While there can be many benefits to diversity and choice, particularly in terms of tailoring services and resources to meet the specific needs of different populations and to ensure appropriate care, too much of a good thing can create problems. As an example, the sheer number of options individuals need to review and decide upon when considering a private health insurance plan or selecting a provider creates complexity, decision fatigue, and frustration.

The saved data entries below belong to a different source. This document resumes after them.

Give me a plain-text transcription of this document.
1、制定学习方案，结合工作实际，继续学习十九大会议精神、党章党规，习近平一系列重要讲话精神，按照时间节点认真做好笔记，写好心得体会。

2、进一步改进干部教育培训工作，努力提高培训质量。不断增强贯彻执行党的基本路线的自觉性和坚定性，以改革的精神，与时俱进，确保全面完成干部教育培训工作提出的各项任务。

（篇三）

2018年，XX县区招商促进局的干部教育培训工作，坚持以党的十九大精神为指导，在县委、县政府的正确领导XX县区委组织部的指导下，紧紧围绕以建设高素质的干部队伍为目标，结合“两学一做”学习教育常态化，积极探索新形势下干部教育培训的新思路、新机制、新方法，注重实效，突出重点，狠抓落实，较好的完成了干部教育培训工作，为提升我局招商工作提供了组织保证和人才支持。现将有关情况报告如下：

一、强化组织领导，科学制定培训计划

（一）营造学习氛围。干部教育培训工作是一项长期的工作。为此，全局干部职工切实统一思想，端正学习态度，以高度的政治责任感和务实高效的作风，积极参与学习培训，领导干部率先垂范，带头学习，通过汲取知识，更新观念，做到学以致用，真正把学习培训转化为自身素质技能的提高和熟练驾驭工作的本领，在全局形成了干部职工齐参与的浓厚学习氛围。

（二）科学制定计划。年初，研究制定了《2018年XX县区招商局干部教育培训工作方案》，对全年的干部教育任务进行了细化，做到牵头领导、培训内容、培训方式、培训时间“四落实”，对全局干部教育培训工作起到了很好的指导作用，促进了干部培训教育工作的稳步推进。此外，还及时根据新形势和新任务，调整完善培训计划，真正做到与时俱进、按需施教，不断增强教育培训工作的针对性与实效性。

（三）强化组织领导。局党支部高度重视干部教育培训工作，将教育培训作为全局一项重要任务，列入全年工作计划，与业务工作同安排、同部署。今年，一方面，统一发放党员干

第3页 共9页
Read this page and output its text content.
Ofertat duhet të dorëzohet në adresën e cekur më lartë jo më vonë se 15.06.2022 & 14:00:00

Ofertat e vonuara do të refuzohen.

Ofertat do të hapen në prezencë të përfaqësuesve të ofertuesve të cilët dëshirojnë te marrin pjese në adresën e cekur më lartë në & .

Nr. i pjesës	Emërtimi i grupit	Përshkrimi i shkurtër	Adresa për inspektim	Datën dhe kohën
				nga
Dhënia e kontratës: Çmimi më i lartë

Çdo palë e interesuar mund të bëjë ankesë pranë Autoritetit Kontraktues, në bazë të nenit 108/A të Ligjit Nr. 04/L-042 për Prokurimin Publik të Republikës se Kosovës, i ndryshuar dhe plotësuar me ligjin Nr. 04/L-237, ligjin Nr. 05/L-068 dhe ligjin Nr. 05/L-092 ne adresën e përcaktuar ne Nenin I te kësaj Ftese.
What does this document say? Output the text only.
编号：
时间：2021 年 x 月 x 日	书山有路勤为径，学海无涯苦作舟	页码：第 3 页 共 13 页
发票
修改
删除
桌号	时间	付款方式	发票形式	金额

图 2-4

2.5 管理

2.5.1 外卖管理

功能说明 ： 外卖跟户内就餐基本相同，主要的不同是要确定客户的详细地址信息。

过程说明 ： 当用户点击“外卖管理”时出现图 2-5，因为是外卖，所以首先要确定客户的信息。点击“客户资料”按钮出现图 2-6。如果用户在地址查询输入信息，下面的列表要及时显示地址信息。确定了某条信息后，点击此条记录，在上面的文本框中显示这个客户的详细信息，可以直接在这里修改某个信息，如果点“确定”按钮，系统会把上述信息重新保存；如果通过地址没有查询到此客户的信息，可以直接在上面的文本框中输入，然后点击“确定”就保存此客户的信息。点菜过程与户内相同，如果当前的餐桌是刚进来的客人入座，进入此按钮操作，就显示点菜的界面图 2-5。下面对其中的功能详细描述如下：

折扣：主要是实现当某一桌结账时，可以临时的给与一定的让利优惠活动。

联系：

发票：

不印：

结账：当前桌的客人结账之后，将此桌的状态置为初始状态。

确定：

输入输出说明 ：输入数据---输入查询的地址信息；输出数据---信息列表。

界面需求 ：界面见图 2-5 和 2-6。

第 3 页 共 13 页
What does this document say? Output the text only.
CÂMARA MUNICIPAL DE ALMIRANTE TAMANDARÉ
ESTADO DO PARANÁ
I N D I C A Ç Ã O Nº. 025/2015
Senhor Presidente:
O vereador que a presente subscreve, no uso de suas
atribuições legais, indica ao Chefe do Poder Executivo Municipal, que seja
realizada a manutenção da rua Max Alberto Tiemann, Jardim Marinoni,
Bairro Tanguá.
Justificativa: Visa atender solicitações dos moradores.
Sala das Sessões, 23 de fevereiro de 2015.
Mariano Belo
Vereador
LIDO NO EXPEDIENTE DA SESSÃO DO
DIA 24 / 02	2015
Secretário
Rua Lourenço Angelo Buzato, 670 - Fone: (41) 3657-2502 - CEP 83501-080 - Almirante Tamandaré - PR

Health Care As A Privilege, Not A Right 

In our countries, there is a broad consensus on the role of the government in health care, as there is in education. Health care is considered a fundamental right. In the US, the federal government does not assume full responsibility for ensuring the right to health care for its citizens. The predominant narrative here frames health as a privilege. This plays out in many ways, but perhaps most notably it is advanced by proponents of work requirements for Medicaid, premised on the idea that access to health care is something to be earned. And yet, many US people cherish Medicare, a government program that provides universal coverage for people ages 65 years and older.
In addition, although we hear a lot of discussion about the costs of care, it is surprising how little of the conversation is on the costs of care not delivered. Approximately 28.5 million Americans have no health insurance, and it’s well known that being uninsured negatively affects your health and is costly. There are costs for the individuals; for the families who rely on those individuals for financial and other forms of support; for the businesses whose employees are absent, unproductive, or retire early; for the health care system, which ends up providing more expensive reactive care; and for society at large.
Another stark difference between the US and our own countries is the high level of financial burden placed on its people. Prominent in the US health care system are the high-deductible health plans driven by the idea that cost-sharing obligations will encourage people to prioritize high-value care and reduce health care spending. Yet, recent evidence suggest that populations on such plans delay or skip essential care entirely and as a consequence, experience adverse effects.

The Price Problem 

On average, the US spends twice as much as other Organization for Economic Cooperation and Development countries on health care without evidence of superior care or health outcomes. In fact, life expectancy is declining in the US while health care costs continue to rise. Grossly inflated drug and device prices, overall health care costs, and surprise billing are big challenges. Substantial administration and advertising costs are a further unintended consequence of the primacy placed on individual choice. Quite simply, everything is more expensive in the United States than it is in our countries.
Drug prices in the US are three to six times higher than in many European countries, despite decades of calls for change. Our countries use Health Technology Assessment (HTA)—a multidisciplinary approach that considers the clinical, economic, legal, ethical, and organizational aspects of new technologies such as drugs, devices, and procedures. The core principle is to determine the added value of new technologies compared to existing alternatives to inform authorities responsible for coverage and reimbursement decisions. Unlike in our countries, there is no single agency tasked with addressing this issue in the US.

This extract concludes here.